発見の遅れ

発達障害も身体的疾患と同様に、早期発見が望ましいとされます。子どもの頃から専用のトレーニングを受け続けると、成人した頃には障害を克服できるだけの社会適応能力が身に付いていることがあるからです。また完全克服は難しいとしても、会社の上司や同僚に自分の障害をきちんと説明することで、理解を得られる可能性が高まります。それに対して早期発見が叶わなかった場合、本人も障害の存在に気付くことなく、苦しみながら成人を迎えることになります。

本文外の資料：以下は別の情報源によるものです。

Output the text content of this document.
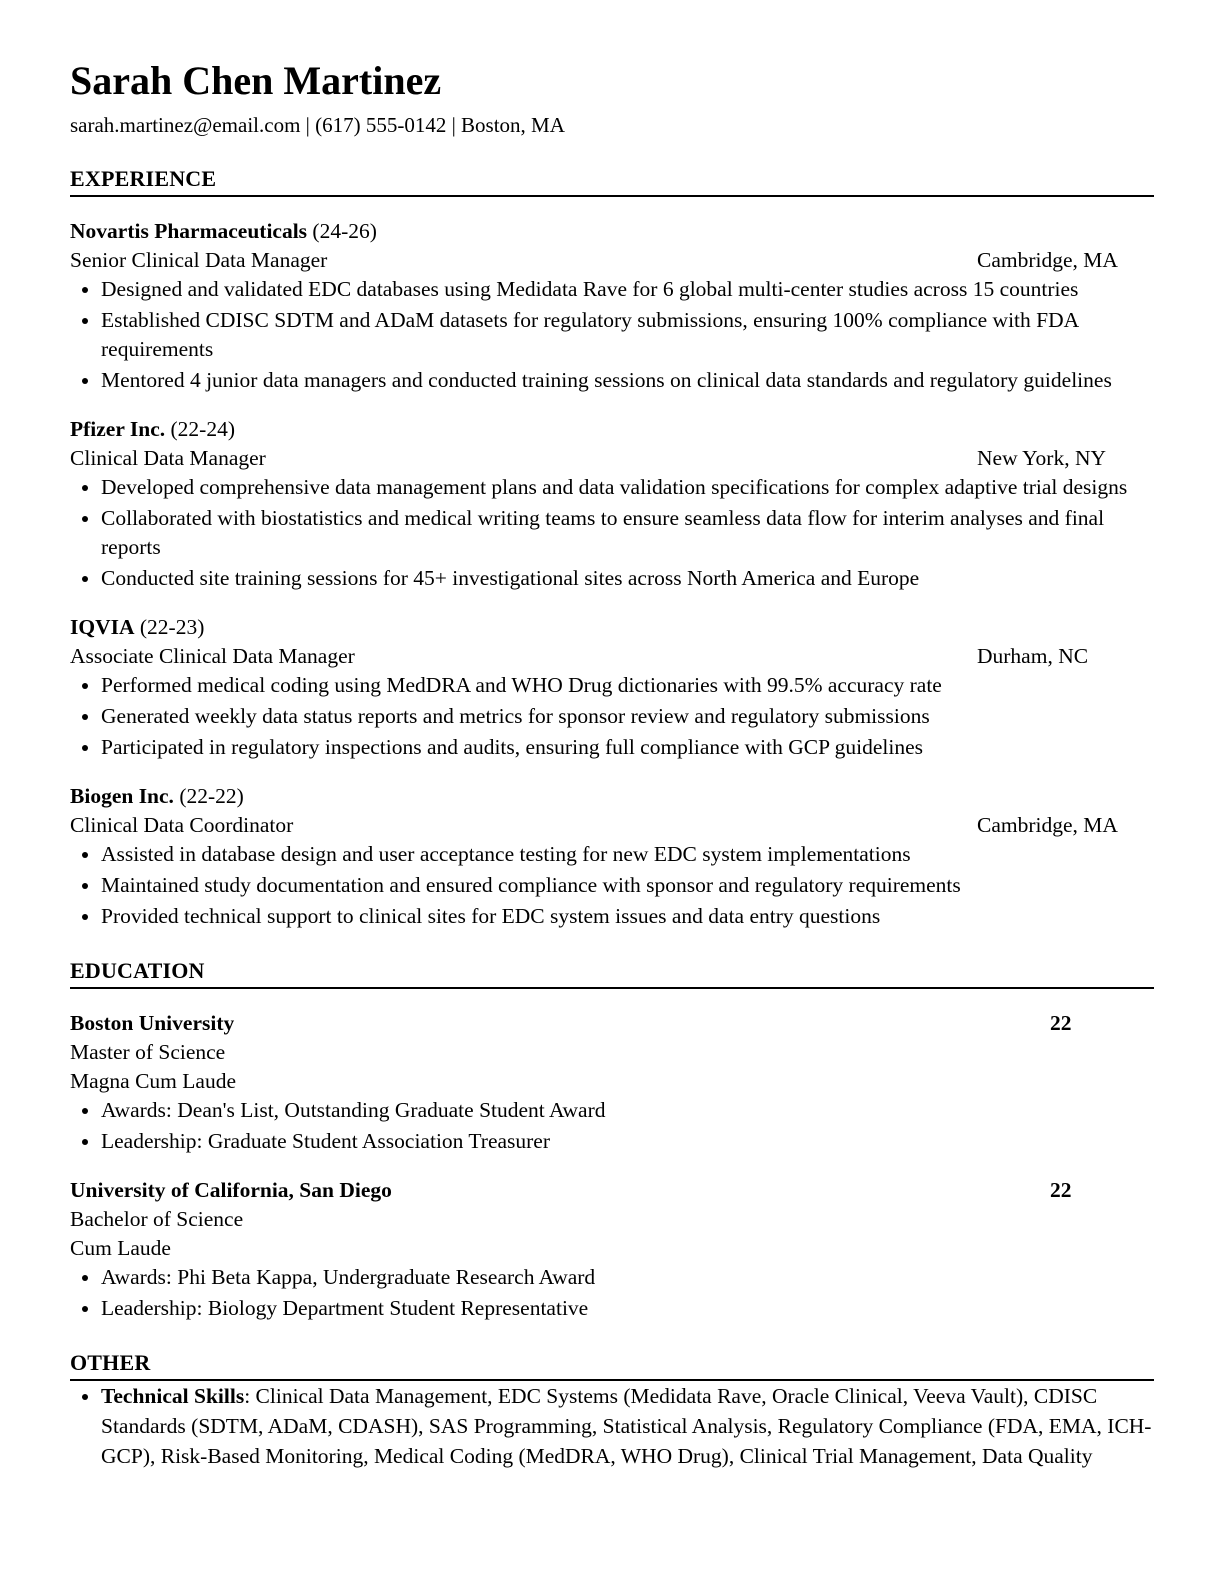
Sarah Chen Martinez
sarah.martinez@email.com | (617) 555-0142 | Boston, MA
EXPERIENCE
Novartis Pharmaceuticals (24-26)
Senior Clinical Data Manager	Cambridge, MA
• Designed and validated EDC databases using Medidata Rave for 6 global multi-center studies across 15 countries
• Established CDISC SDTM and ADaM datasets for regulatory submissions, ensuring 100% compliance with FDA requirements
• Mentored 4 junior data managers and conducted training sessions on clinical data standards and regulatory guidelines
Pfizer Inc. (22-24)
Clinical Data Manager	New York, NY
• Developed comprehensive data management plans and data validation specifications for complex adaptive trial designs
• Collaborated with biostatistics and medical writing teams to ensure seamless data flow for interim analyses and final reports
• Conducted site training sessions for 45+ investigational sites across North America and Europe
IQVIA (22-23)
Associate Clinical Data Manager	Durham, NC
• Performed medical coding using MedDRA and WHO Drug dictionaries with 99.5% accuracy rate
• Generated weekly data status reports and metrics for sponsor review and regulatory submissions
• Participated in regulatory inspections and audits, ensuring full compliance with GCP guidelines
Biogen Inc. (22-22)
Clinical Data Coordinator	Cambridge, MA
• Assisted in database design and user acceptance testing for new EDC system implementations
• Maintained study documentation and ensured compliance with sponsor and regulatory requirements
• Provided technical support to clinical sites for EDC system issues and data entry questions
EDUCATION
Boston University	22
Master of Science
Magna Cum Laude
• Awards: Dean's List, Outstanding Graduate Student Award
• Leadership: Graduate Student Association Treasurer
University of California, San Diego	22
Bachelor of Science
Cum Laude
• Awards: Phi Beta Kappa, Undergraduate Research Award
• Leadership: Biology Department Student Representative
OTHER
• Technical Skills: Clinical Data Management, EDC Systems (Medidata Rave, Oracle Clinical, Veeva Vault), CDISC Standards (SDTM, ADaM, CDASH), SAS Programming, Statistical Analysis, Regulatory Compliance (FDA, EMA, ICH-GCP), Risk-Based Monitoring, Medical Coding (MedDRA, WHO Drug), Clinical Trial Management, Data Quality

発達障害が子どもの頃に発見されないケースは多くありますが、それらの共通項が判明しています。特に多いのが、周囲の思いやりです。子どもの頃は付き合う人と言えば、家族、友人、教育関係者くらいしかいません。つまり自分を大切に思ってくれる人しかいない環境で育つため、自分の言動を咎めたり、不審に思ったりする人が現れにくいのです。発達障害は重度の知的障害とは異なり、基本的な学習や生活に支障が生じないこともあります。そのため、周囲も少し我慢すればやり過ごすことが出来てしまい、発見が一層遅れることに繋がるのです。想像して下さい。テストの点数も平均レベルで、宿題もきちんと提出している生徒が友人とトラブルを引き起こしても、「子どもの喧嘩」と思い込んでしまうのは不自然な事ではないでしょう。発達障害の症状を単なる個性だと受け止めてしまうことも想像に難くありません。こうして成人になって問題が発覚するまで、一切気付かれないことが珍しくないのです。
では逆に成人すると何故気付く(気付かれる)のでしょうか。社会人ともなると、周囲の人は赤の他人です。空気を読めなければ、同僚も上司も注意したり、叱責したりします。それでも改善されなければ、人は離れていきます。時には解雇されることさえ生じ得ます。社会ではどのような職場でも、協調性やコミュニケーション能力が厳しく求められるのです。また仕事は学校の宿題とは異なり、受け身の姿勢でこなせるものではありません。自分で立案しなければならず、発達障害者にとっては初めての経験となりますから、この時点で気付く人も多いのです。